Die Tatsache, dass der Median der Überlebensdauer acht Monate betrug, bedeutete, so überlegte Gould, dass die Hälfte der Personen mit Mesotheliom schon vor Ablauf der acht Monate starb. Damit lebte die andere Hälfte länger als acht Monate. Aber zu welcher Hälfte gehörte er? Er war jung, rauchte nicht, war (abgesehen vom Krebs) bei guter Gesundheit, sein Tumor war in einem frühen Stadium diagnostiziert worden, und er konnte auf die beste medizinische Versorgung zählen. Erleichtert kam Gould zu dem Schluss, dass er aller Wahrscheinlichkeit nach zur vielversprechenden Hälfte gehörte. So weit, so gut.
Dann fiel ihm noch etwas viel Wichtigeres auf. Alle Kurven, mit denen man die Lebenserwartung eines Patienten darstellt (die sogenannten »Überlebenskurven«), haben die gleiche asymmetrische Form: Laut Definition konzentriert sich die Hälfte der Fälle auf die linke Kurvenseite mit einer Überlebenszeit von null bis acht Monaten, während die andere Hälfte auf der rechten Seite natürlich über die acht Monate hinausreicht. Die Kurve, die »Verteilung«, wie es in der Statistik heißt, hat einen langen Schwanz, der sich über eine erhebliche Zeitspanne erstrecken kann.
Fieberhaft suchte Gould in den Zeitschriften nach einer vollständigen Überlebenskurve für Patienten mit Mesotheliom. Als er schließlich fündig wurde, stellte er fest, dass sich die Verteilung über mehrere Jahre hinzog. Das hieß, selbst wenn der Median der Sterblichkeit bei acht Monaten lag, gab es am Ende der Verteilung eine kleine Zahl Patienten, die jahrelang mit der Krankheit gelebt hatten. Gould sah keinen Grund, warum er nicht in den hinteren Bereich der Verteilung fallen sollte, und stieß einen Seufzer der Erleichterung aus.

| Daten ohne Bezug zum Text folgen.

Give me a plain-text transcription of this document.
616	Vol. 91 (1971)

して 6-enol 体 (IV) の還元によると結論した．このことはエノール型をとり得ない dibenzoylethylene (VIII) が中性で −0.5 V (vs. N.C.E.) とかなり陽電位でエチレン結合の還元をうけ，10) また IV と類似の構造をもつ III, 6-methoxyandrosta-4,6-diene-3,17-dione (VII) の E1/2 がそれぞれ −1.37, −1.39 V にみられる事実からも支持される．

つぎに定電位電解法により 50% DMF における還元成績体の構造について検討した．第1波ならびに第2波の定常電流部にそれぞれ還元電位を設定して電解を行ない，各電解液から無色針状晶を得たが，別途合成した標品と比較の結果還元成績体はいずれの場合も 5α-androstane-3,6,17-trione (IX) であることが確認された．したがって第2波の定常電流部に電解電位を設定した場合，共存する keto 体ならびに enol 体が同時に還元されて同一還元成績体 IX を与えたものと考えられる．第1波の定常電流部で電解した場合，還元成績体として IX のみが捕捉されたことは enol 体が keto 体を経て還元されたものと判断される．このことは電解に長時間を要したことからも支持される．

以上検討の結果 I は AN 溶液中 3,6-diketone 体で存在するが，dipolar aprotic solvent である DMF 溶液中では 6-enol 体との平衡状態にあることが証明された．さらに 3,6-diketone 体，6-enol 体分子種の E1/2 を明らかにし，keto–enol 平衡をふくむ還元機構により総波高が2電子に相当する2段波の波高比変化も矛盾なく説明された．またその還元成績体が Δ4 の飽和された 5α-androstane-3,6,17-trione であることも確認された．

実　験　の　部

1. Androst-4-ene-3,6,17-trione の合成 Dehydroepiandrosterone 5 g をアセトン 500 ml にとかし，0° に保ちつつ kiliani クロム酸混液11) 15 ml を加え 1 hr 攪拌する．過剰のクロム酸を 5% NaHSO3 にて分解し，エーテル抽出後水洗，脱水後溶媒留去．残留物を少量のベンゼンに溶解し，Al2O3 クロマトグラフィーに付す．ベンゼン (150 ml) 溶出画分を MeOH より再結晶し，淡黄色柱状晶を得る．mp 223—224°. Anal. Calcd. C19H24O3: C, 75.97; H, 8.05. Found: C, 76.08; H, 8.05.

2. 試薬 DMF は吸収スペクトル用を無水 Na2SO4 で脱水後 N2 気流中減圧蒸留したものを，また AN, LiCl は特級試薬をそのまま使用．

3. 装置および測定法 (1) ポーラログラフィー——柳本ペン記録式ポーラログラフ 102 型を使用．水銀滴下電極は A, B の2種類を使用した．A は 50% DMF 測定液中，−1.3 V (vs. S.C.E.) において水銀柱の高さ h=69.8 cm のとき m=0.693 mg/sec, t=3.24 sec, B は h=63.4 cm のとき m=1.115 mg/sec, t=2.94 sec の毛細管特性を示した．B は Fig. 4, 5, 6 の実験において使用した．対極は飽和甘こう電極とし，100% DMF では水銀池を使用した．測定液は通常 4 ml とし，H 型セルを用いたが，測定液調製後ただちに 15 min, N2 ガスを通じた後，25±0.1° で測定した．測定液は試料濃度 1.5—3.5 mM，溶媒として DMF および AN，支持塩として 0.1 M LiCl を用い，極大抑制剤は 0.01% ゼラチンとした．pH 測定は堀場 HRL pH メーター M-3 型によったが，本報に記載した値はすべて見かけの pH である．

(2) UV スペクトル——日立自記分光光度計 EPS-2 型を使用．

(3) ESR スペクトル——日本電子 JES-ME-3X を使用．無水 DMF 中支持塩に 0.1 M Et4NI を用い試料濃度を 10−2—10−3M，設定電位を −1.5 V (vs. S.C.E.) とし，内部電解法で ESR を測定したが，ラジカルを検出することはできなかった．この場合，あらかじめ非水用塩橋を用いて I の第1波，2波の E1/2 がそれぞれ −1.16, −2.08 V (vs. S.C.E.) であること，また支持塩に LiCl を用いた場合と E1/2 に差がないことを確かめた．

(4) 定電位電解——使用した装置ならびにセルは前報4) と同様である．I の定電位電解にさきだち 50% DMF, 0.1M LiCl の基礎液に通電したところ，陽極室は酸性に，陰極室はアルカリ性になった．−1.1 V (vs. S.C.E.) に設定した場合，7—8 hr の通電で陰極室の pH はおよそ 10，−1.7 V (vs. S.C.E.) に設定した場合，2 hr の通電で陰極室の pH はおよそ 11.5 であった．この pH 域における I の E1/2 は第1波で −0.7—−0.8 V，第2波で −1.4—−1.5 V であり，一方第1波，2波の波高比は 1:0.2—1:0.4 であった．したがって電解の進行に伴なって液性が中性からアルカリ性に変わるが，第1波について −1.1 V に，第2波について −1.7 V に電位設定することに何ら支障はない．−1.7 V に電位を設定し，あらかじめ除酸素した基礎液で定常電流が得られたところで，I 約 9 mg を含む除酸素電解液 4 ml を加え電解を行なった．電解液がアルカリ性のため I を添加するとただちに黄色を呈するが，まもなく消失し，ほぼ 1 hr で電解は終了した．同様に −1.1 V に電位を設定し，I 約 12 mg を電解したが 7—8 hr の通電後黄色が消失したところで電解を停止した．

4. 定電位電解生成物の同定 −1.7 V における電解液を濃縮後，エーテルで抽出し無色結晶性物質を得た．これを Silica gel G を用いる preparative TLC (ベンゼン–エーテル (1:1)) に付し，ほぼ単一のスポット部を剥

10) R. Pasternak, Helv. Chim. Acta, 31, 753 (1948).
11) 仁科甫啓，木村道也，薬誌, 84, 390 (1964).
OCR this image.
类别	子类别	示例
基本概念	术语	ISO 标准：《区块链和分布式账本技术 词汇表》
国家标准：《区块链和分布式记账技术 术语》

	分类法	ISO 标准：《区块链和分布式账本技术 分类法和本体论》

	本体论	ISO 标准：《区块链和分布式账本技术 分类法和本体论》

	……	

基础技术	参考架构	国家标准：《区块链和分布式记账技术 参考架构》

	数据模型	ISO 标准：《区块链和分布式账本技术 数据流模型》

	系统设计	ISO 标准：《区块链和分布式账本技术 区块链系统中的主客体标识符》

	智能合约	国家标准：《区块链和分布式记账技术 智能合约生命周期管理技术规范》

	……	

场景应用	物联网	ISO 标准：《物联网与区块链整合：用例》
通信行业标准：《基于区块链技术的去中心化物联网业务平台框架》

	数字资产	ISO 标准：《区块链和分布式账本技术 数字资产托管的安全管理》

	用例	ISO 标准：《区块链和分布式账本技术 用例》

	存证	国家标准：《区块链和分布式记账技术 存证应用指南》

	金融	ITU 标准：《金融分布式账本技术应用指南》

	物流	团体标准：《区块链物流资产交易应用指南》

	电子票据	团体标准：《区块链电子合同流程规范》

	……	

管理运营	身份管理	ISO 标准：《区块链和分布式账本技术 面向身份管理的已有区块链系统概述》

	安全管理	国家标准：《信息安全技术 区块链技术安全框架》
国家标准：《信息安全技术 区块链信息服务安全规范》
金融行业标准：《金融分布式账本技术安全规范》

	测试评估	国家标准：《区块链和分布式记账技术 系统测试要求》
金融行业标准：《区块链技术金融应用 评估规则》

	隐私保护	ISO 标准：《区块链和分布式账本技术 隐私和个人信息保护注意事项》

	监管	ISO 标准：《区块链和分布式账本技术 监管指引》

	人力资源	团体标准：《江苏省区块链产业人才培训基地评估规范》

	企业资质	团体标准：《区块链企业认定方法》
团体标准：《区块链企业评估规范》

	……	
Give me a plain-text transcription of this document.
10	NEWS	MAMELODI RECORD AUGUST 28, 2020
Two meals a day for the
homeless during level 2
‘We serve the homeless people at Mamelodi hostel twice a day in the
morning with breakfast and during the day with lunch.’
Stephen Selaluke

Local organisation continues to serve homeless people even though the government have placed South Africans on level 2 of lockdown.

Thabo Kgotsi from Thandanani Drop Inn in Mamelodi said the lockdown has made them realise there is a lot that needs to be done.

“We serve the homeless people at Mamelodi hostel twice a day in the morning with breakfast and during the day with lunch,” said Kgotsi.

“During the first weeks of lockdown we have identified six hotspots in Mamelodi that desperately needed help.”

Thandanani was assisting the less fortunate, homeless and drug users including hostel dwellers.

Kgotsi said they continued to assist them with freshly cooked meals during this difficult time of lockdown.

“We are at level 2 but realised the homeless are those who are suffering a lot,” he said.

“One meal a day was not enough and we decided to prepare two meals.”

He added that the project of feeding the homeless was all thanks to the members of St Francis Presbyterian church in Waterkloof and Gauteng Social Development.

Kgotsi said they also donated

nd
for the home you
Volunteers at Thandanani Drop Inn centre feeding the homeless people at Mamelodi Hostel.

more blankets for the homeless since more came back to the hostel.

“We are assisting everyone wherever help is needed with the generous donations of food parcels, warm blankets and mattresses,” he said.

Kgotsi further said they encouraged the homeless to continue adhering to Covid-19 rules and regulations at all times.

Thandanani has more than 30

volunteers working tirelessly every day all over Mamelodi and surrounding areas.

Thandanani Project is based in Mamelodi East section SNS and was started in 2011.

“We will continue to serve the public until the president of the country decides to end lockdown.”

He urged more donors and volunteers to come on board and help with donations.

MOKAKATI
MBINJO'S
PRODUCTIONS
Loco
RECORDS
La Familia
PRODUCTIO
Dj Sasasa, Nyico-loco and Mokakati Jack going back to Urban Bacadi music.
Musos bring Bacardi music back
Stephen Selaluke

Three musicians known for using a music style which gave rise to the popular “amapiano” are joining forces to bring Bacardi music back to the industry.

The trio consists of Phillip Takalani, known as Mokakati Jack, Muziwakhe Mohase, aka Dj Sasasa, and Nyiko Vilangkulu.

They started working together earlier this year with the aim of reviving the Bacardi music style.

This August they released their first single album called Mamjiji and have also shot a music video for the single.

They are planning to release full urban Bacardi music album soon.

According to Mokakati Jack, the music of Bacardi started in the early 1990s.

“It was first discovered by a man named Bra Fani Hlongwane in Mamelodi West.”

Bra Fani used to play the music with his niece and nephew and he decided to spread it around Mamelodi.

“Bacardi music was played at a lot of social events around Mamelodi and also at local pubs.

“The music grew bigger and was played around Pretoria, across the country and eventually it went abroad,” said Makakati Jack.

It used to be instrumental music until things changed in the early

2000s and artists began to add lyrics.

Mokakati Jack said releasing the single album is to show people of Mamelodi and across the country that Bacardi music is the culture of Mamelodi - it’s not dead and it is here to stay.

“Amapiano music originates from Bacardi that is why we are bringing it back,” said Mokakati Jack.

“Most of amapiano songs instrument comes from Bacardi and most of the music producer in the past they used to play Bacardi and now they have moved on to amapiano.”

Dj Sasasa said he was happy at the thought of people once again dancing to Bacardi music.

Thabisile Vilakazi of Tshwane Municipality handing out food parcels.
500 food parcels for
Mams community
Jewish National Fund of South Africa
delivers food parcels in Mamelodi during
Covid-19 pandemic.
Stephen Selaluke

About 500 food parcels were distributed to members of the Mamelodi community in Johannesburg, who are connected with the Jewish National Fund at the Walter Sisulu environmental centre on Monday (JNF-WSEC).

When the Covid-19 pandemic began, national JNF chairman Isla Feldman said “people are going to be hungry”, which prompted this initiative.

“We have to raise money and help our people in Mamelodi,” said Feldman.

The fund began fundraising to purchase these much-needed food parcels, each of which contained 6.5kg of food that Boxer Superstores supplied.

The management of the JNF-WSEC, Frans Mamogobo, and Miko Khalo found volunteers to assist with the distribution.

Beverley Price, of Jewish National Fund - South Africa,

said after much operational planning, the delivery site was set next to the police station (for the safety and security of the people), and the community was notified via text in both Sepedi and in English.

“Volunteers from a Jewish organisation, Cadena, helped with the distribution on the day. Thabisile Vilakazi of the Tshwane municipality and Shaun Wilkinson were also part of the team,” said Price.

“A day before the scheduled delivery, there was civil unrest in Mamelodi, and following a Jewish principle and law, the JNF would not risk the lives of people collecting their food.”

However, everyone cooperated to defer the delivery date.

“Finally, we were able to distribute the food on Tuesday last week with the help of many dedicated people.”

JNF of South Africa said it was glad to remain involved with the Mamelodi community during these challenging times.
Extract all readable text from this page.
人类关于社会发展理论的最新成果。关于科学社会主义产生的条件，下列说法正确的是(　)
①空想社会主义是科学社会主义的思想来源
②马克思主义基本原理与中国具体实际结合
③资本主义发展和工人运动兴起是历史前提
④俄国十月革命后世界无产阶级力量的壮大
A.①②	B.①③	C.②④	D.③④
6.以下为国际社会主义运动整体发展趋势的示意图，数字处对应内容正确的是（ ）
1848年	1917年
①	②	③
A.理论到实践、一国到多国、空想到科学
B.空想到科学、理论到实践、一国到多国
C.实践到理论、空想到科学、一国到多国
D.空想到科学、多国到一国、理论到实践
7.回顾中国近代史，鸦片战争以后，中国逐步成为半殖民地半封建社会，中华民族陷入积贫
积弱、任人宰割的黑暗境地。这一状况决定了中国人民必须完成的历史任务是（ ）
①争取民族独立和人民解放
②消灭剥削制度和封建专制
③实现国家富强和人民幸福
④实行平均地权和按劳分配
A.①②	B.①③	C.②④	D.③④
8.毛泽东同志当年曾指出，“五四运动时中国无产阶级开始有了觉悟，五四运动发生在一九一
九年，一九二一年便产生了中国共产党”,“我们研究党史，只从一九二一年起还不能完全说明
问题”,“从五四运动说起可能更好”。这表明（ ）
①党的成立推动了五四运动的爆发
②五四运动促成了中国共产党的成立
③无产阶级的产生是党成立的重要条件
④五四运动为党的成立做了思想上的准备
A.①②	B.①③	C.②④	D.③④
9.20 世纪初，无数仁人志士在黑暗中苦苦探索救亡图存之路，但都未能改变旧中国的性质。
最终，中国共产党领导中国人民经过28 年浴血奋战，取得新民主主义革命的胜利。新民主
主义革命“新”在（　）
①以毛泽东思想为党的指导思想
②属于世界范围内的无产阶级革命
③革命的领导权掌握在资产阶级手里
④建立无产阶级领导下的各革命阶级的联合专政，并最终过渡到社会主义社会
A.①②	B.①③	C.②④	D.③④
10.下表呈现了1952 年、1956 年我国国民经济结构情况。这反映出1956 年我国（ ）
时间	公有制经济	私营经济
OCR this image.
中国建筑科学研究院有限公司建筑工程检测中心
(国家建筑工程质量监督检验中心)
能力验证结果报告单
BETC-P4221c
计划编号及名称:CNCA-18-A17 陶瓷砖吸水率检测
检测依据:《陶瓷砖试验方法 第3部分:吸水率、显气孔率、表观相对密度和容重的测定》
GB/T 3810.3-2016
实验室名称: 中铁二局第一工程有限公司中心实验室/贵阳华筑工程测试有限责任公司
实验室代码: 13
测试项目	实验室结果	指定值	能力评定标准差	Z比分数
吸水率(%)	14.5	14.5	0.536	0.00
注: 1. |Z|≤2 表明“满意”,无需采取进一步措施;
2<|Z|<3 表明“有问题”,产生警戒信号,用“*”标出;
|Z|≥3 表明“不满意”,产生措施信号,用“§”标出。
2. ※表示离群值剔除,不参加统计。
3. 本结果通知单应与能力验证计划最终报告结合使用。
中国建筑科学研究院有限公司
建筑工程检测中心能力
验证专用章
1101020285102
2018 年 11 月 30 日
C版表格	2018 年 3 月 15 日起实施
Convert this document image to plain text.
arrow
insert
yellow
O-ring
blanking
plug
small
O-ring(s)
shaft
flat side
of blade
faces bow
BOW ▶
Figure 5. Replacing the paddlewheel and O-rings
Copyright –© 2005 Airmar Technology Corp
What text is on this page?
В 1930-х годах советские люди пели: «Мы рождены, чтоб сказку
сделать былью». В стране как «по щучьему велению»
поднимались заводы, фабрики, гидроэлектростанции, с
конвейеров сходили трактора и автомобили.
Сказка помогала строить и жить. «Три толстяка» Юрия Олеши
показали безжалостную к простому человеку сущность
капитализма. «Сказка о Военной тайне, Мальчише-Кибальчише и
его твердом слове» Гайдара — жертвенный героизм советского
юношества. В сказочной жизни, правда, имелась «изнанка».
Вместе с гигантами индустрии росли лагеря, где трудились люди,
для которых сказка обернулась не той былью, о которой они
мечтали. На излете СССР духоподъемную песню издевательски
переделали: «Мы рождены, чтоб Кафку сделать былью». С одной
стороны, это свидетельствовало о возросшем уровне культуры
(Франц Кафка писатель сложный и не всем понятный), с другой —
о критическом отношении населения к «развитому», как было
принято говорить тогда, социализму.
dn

Abbildung 1: Überlebenskurve bei einem Mesotheliom, wie sie Stephen Jay Gould vor sich sah.
Diese Entdeckung verlieh Gould neuen Mut, und der Biologe in ihm kam zu einer dritten Schlussfolgerung, die genauso wichtig wie die beiden vorherigen war: Die vorliegende Überlebenskurve berücksichtigte Personen, die 10 oder 20 Jahre zuvor behandelt worden waren. Sie hatten die damals zur Verfügung stehende Therapie erhalten, unter den damaligen Bedingungen. Doch auf einem Gebiet wie der Krebsforschung sind zwei Faktoren einem ständigen Wandel unterworfen: die üblichen Behandlungsformen und unser Wissen darüber, was der Patient zur Unterstützung der Therapie tun kann. Wenn sich die Bedingungen ändern, ändert sich auch die Überlebenskurve. Mit einer neuen Behandlungsmethode und ein bisschen Glück würde Gould vielleicht zu einer neuen Kurve mit einem höheren Median gehören, die viel weiter nach rechts gehen würde, vielleicht bis zu einem natürlichen Tod im hohen Alter. I
Stephen Jay Gould starb 20 Jahre später an einer anderen Krankheit. Er hatte Zeit gehabt, eine bewundernswerte wissenschaftliche Karriere zu verfolgen, und erlebte zwei Jahre vor seinem Tod noch die Veröffentlichung seines Opus magnum, The Structure of Evolutionary Theory . Er hatte 30-mal länger gelebt, als die Onkologen vorhergesagt hatten.
Aus der Geschichte dieses großartigen Naturwissenschaftlers lässt sich eine ganz einfache Schlussfolgerung ziehen: Statistiken sind Informationen, kein Todesurteil. Wenn man Krebs hat und gegen sein Schicksal kämpfen will, sollte man den Blick auf den hinteren, vielversprechenderen Teil der Kurve richten.